Show that $\frac{d}{dx}T_n(x)=nU_{n-1}(x)$

Question

$T_n(x)$ is a polynomial of degree $n$ such that $T_n(x)=\cos(n\cos^{-1}(x))$

(i) Show that $T_2(x)=2x^2-1$ and $T_3(x)=4x^3-3x$

(ii) Show that $T_{n+1}(x)=2xT_n(x)-T_{n-1}(x)$

$U_n(x)$ is an $n$ degree polynomial defined by $$U_n(x)=\frac{\sin((n+1)\theta)}{\sin\theta}$$ where $x=\cos\theta$.

(iii) Show that $$\frac{d}{dx}T_n(x)=nU_{n-1}(x)$$

(iv) Show that $$\frac{d}{dx}U_{n-1}(x)=\frac{xU_{n-1}(x)-nT_n(x)}{1-x^2}$$

I'm having a lot of problems with part (iii). I typed out part (ii) because I thought perhaps the result from part (ii) maybe be cleverly used to solve part (iii).

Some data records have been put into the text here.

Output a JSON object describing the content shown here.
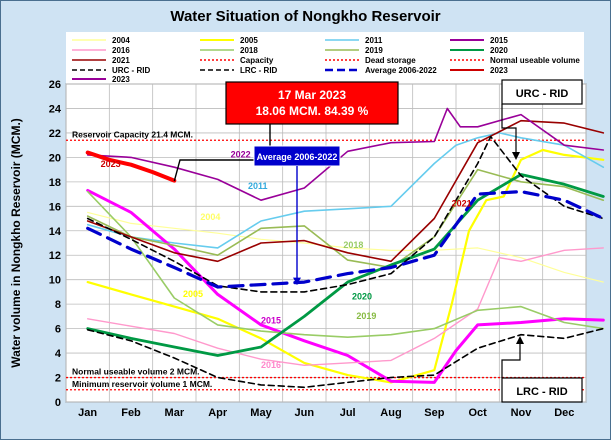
{
  "chart_data": {
    "type": "line",
    "title": "Water Situation of Nongkho Reservoir",
    "ylabel": "Water volume in Nongkho Reservoir (MCM.)",
    "xlabel": "",
    "ylim": [
      0,
      26
    ],
    "yticks": [
      0,
      2,
      4,
      6,
      8,
      10,
      12,
      14,
      16,
      18,
      20,
      22,
      24,
      26
    ],
    "months": [
      "Jan",
      "Feb",
      "Mar",
      "Apr",
      "May",
      "Jun",
      "Jul",
      "Aug",
      "Sep",
      "Oct",
      "Nov",
      "Dec"
    ],
    "grid": true,
    "legend_position": "top",
    "reference_lines": [
      {
        "key": "capacity",
        "name": "Capacity",
        "value": 21.4,
        "color": "#ff0000",
        "label": "Reservoir Capacity 21.4 MCM."
      },
      {
        "key": "normal",
        "name": "Normal useable volume",
        "value": 2.0,
        "color": "#ff0000",
        "label": "Normal useable volume 2 MCM."
      },
      {
        "key": "dead",
        "name": "Dead storage",
        "value": 1.0,
        "color": "#ff0000",
        "label": "Minimum reservoir volume 1 MCM."
      }
    ],
    "series": [
      {
        "name": "2004",
        "color": "#ffff99",
        "width": 1.2,
        "dash": "",
        "points": [
          [
            0,
            15.5
          ],
          [
            1,
            14.6
          ],
          [
            2,
            14.2
          ],
          [
            3,
            13.8
          ],
          [
            4,
            13.3
          ],
          [
            5,
            13.0
          ],
          [
            6,
            12.6
          ],
          [
            7,
            12.4
          ],
          [
            8,
            12.4
          ],
          [
            9,
            12.6
          ],
          [
            10,
            11.8
          ],
          [
            11,
            10.6
          ],
          [
            11.9,
            9.8
          ]
        ]
      },
      {
        "name": "2005",
        "color": "#ffff00",
        "width": 2.2,
        "dash": "",
        "points": [
          [
            0,
            9.8
          ],
          [
            1,
            8.8
          ],
          [
            2,
            7.8
          ],
          [
            3,
            6.8
          ],
          [
            4,
            5.2
          ],
          [
            5,
            3.2
          ],
          [
            6,
            2.2
          ],
          [
            7,
            1.6
          ],
          [
            8,
            2.6
          ],
          [
            8.4,
            8.0
          ],
          [
            8.8,
            14.0
          ],
          [
            9.2,
            16.5
          ],
          [
            9.6,
            16.8
          ],
          [
            10,
            19.8
          ],
          [
            10.5,
            20.6
          ],
          [
            11,
            20.2
          ],
          [
            11.9,
            19.8
          ]
        ]
      },
      {
        "name": "2011",
        "color": "#66ccee",
        "width": 1.6,
        "dash": "",
        "points": [
          [
            0,
            14.5
          ],
          [
            1,
            13.5
          ],
          [
            2,
            13.0
          ],
          [
            3,
            12.6
          ],
          [
            4,
            14.8
          ],
          [
            5,
            15.6
          ],
          [
            6,
            15.8
          ],
          [
            7,
            16.0
          ],
          [
            8,
            19.5
          ],
          [
            8.5,
            21.0
          ],
          [
            9,
            21.6
          ],
          [
            9.5,
            22.0
          ],
          [
            10,
            21.6
          ],
          [
            11,
            21.0
          ],
          [
            11.9,
            19.2
          ]
        ]
      },
      {
        "name": "2015",
        "color": "#ff00ff",
        "width": 3.0,
        "dash": "",
        "points": [
          [
            0,
            17.3
          ],
          [
            1,
            15.5
          ],
          [
            2,
            12.5
          ],
          [
            3,
            8.8
          ],
          [
            4,
            6.3
          ],
          [
            5,
            5.0
          ],
          [
            6,
            3.8
          ],
          [
            7,
            1.7
          ],
          [
            8,
            1.6
          ],
          [
            8.5,
            4.2
          ],
          [
            9,
            6.3
          ],
          [
            10,
            6.5
          ],
          [
            11,
            6.8
          ],
          [
            11.9,
            6.7
          ]
        ]
      },
      {
        "name": "2016",
        "color": "#ff99cc",
        "width": 1.4,
        "dash": "",
        "points": [
          [
            0,
            6.8
          ],
          [
            1,
            6.2
          ],
          [
            2,
            5.6
          ],
          [
            3,
            4.4
          ],
          [
            4,
            3.5
          ],
          [
            5,
            3.0
          ],
          [
            6,
            3.2
          ],
          [
            7,
            3.4
          ],
          [
            8,
            5.2
          ],
          [
            9,
            7.6
          ],
          [
            9.5,
            11.8
          ],
          [
            10,
            11.5
          ],
          [
            11,
            12.4
          ],
          [
            11.9,
            12.6
          ]
        ]
      },
      {
        "name": "2018",
        "color": "#99cc66",
        "width": 1.6,
        "dash": "",
        "points": [
          [
            0,
            17.2
          ],
          [
            1,
            13.5
          ],
          [
            2,
            8.5
          ],
          [
            3,
            6.3
          ],
          [
            4,
            5.8
          ],
          [
            5,
            5.5
          ],
          [
            6,
            5.3
          ],
          [
            7,
            5.5
          ],
          [
            8,
            6.0
          ],
          [
            9,
            7.5
          ],
          [
            10,
            7.8
          ],
          [
            11,
            6.5
          ],
          [
            11.9,
            6.0
          ]
        ]
      },
      {
        "name": "2019",
        "color": "#99bb55",
        "width": 1.6,
        "dash": "",
        "points": [
          [
            0,
            15.2
          ],
          [
            1,
            13.5
          ],
          [
            2,
            12.8
          ],
          [
            3,
            12.0
          ],
          [
            4,
            14.2
          ],
          [
            5,
            14.4
          ],
          [
            6,
            11.6
          ],
          [
            7,
            11.0
          ],
          [
            8,
            13.5
          ],
          [
            9,
            19.0
          ],
          [
            10,
            18.0
          ],
          [
            11,
            17.6
          ],
          [
            11.9,
            16.5
          ]
        ]
      },
      {
        "name": "2020",
        "color": "#009944",
        "width": 2.8,
        "dash": "",
        "points": [
          [
            0,
            6.0
          ],
          [
            1,
            5.2
          ],
          [
            2,
            4.5
          ],
          [
            3,
            3.8
          ],
          [
            4,
            4.5
          ],
          [
            5,
            7.0
          ],
          [
            6,
            9.8
          ],
          [
            7,
            11.2
          ],
          [
            8,
            12.5
          ],
          [
            9,
            16.5
          ],
          [
            10,
            18.6
          ],
          [
            11,
            17.8
          ],
          [
            11.9,
            16.8
          ]
        ]
      },
      {
        "name": "2021",
        "color": "#990000",
        "width": 1.6,
        "dash": "",
        "points": [
          [
            0,
            14.8
          ],
          [
            1,
            13.5
          ],
          [
            2,
            12.2
          ],
          [
            3,
            11.5
          ],
          [
            4,
            13.0
          ],
          [
            5,
            13.2
          ],
          [
            6,
            12.2
          ],
          [
            7,
            11.5
          ],
          [
            8,
            15.0
          ],
          [
            9,
            21.2
          ],
          [
            10,
            23.0
          ],
          [
            11,
            22.8
          ],
          [
            11.9,
            22.0
          ]
        ]
      },
      {
        "name": "2023",
        "color": "#990099",
        "width": 1.6,
        "dash": "",
        "points": [
          [
            0,
            20.2
          ],
          [
            1,
            20.0
          ],
          [
            2,
            19.2
          ],
          [
            3,
            18.2
          ],
          [
            4,
            16.5
          ],
          [
            5,
            17.5
          ],
          [
            6,
            20.5
          ],
          [
            7,
            21.2
          ],
          [
            8,
            21.3
          ],
          [
            8.3,
            24.0
          ],
          [
            8.6,
            22.5
          ],
          [
            9,
            22.5
          ],
          [
            10,
            23.5
          ],
          [
            11,
            21.0
          ],
          [
            11.9,
            20.6
          ]
        ]
      },
      {
        "name": "URC - RID",
        "color": "#000000",
        "width": 1.6,
        "dash": "6,4",
        "points": [
          [
            0,
            15.0
          ],
          [
            1,
            13.3
          ],
          [
            2,
            11.5
          ],
          [
            3,
            9.5
          ],
          [
            4,
            9.0
          ],
          [
            5,
            9.0
          ],
          [
            6,
            9.6
          ],
          [
            7,
            10.5
          ],
          [
            8,
            13.5
          ],
          [
            9,
            19.5
          ],
          [
            9.3,
            21.7
          ],
          [
            10,
            18.5
          ],
          [
            11,
            16.0
          ],
          [
            11.9,
            15.0
          ]
        ]
      },
      {
        "name": "LRC - RID",
        "color": "#000000",
        "width": 1.6,
        "dash": "6,4",
        "points": [
          [
            0,
            5.9
          ],
          [
            1,
            5.0
          ],
          [
            2,
            3.6
          ],
          [
            3,
            2.0
          ],
          [
            4,
            1.4
          ],
          [
            5,
            1.2
          ],
          [
            6,
            1.6
          ],
          [
            7,
            2.0
          ],
          [
            8,
            2.2
          ],
          [
            9,
            4.4
          ],
          [
            10,
            5.5
          ],
          [
            11,
            5.2
          ],
          [
            11.9,
            6.0
          ]
        ]
      },
      {
        "name": "Average 2006-2022",
        "color": "#0000cc",
        "width": 3.2,
        "dash": "14,8",
        "points": [
          [
            0,
            14.2
          ],
          [
            1,
            12.5
          ],
          [
            2,
            11.0
          ],
          [
            3,
            9.4
          ],
          [
            4,
            9.6
          ],
          [
            5,
            9.8
          ],
          [
            6,
            10.5
          ],
          [
            7,
            11.0
          ],
          [
            8,
            12.0
          ],
          [
            9,
            17.0
          ],
          [
            10,
            17.2
          ],
          [
            11,
            16.5
          ],
          [
            11.9,
            15.0
          ]
        ]
      },
      {
        "name": "2023 current",
        "color": "#ff0000",
        "width": 4.0,
        "dash": "",
        "points": [
          [
            0,
            20.4
          ],
          [
            0.5,
            19.8
          ],
          [
            1,
            19.4
          ],
          [
            1.5,
            18.8
          ],
          [
            2,
            18.1
          ]
        ]
      }
    ],
    "legend_entries": [
      {
        "label": "2004",
        "color": "#ffff99",
        "dash": "",
        "width": 1.5
      },
      {
        "label": "2005",
        "color": "#ffff00",
        "dash": "",
        "width": 2
      },
      {
        "label": "2011",
        "color": "#66ccee",
        "dash": "",
        "width": 1.5
      },
      {
        "label": "2015",
        "color": "#990099",
        "dash": "",
        "width": 2
      },
      {
        "label": "2016",
        "color": "#ff99cc",
        "dash": "",
        "width": 1.5
      },
      {
        "label": "2018",
        "color": "#99cc66",
        "dash": "",
        "width": 1.5
      },
      {
        "label": "2019",
        "color": "#99bb55",
        "dash": "",
        "width": 1.5
      },
      {
        "label": "2020",
        "color": "#009944",
        "dash": "",
        "width": 2
      },
      {
        "label": "2021",
        "color": "#990000",
        "dash": "",
        "width": 1.5
      },
      {
        "label": "Capacity",
        "color": "#ff0000",
        "dash": "2,2",
        "width": 1.5
      },
      {
        "label": "Dead storage",
        "color": "#ff0000",
        "dash": "2,2",
        "width": 1.5
      },
      {
        "label": "Normal useable volume",
        "color": "#ff0000",
        "dash": "2,2",
        "width": 1.5
      },
      {
        "label": "URC - RID",
        "color": "#000000",
        "dash": "5,3",
        "width": 1.5
      },
      {
        "label": "LRC - RID",
        "color": "#000000",
        "dash": "5,3",
        "width": 1.5
      },
      {
        "label": "Average 2006-2022",
        "color": "#0000cc",
        "dash": "8,4",
        "width": 2.5
      },
      {
        "label": "2023",
        "color": "#cc0000",
        "dash": "",
        "width": 2
      },
      {
        "label": "2023",
        "color": "#990099",
        "dash": "",
        "width": 2
      }
    ],
    "series_labels": [
      {
        "text": "2004",
        "x": 2.6,
        "y": 14.9,
        "color": "#ffff66"
      },
      {
        "text": "2005",
        "x": 2.2,
        "y": 8.6,
        "color": "#ffff00"
      },
      {
        "text": "2011",
        "x": 3.7,
        "y": 17.4,
        "color": "#33aadd"
      },
      {
        "text": "2015",
        "x": 4.0,
        "y": 6.4,
        "color": "#cc00cc"
      },
      {
        "text": "2016",
        "x": 4.0,
        "y": 2.8,
        "color": "#ff88cc"
      },
      {
        "text": "2018",
        "x": 5.9,
        "y": 12.6,
        "color": "#99cc66"
      },
      {
        "text": "2019",
        "x": 6.2,
        "y": 6.8,
        "color": "#88bb44"
      },
      {
        "text": "2020",
        "x": 6.1,
        "y": 8.4,
        "color": "#009944"
      },
      {
        "text": "2021",
        "x": 8.4,
        "y": 16.0,
        "color": "#cc0000"
      },
      {
        "text": "2022",
        "x": 3.3,
        "y": 20.0,
        "color": "#990099"
      },
      {
        "text": "2023",
        "x": 0.3,
        "y": 19.2,
        "color": "#cc0000"
      }
    ],
    "annotations": {
      "current": {
        "date": "17 Mar 2023",
        "text": "18.06 MCM. 84.39 %",
        "x": 2.0,
        "y": 18.06
      },
      "average_label": {
        "text": "Average 2006-2022"
      },
      "urc_label": {
        "text": "URC - RID"
      },
      "lrc_label": {
        "text": "LRC - RID"
      }
    }
  }
}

Differentiating $T_n(x)$ would yield an algebraic expression in $x$. On the other hand, $nU_{n-1}(x)$ is in $\theta$ unless we explicitly express $U_n(x)$ in $x$ which would be very troublesome because there is no simple way of expressing $\sin n\theta$ in terms of $\cos\theta$ and therefore $x$. Some help would be of great help thank you!

[I don't need help with part (i) and (ii)]

Answer 1

Hints:

Since $$ T_n(x)=\cos(n\arccos(x)), $$ we can differentiate $T_n(x)$ with respect to $x$ to get $$ \frac{d}{dx}T_n(x)=-\sin(n\arccos(x))\cdot n\cdot \left(-\frac{1}{\sqrt{1-x^2}}\right)=\frac{n\sin(n\arccos(x))}{\sqrt{1-x^2}} $$

On the other hand, $$ nU_{n-1}(x)=n\cdot\frac{\sin(n\arccos(x))}{\sin(\arccos x)}. $$

Therefore, all you need to do is to show that

$\sin(\arccos x)=\sqrt{1-x^2}.$

This can be done by

drawing an appropriate right triangle (one leg has length $x$ while the hypotenuse has length $1$).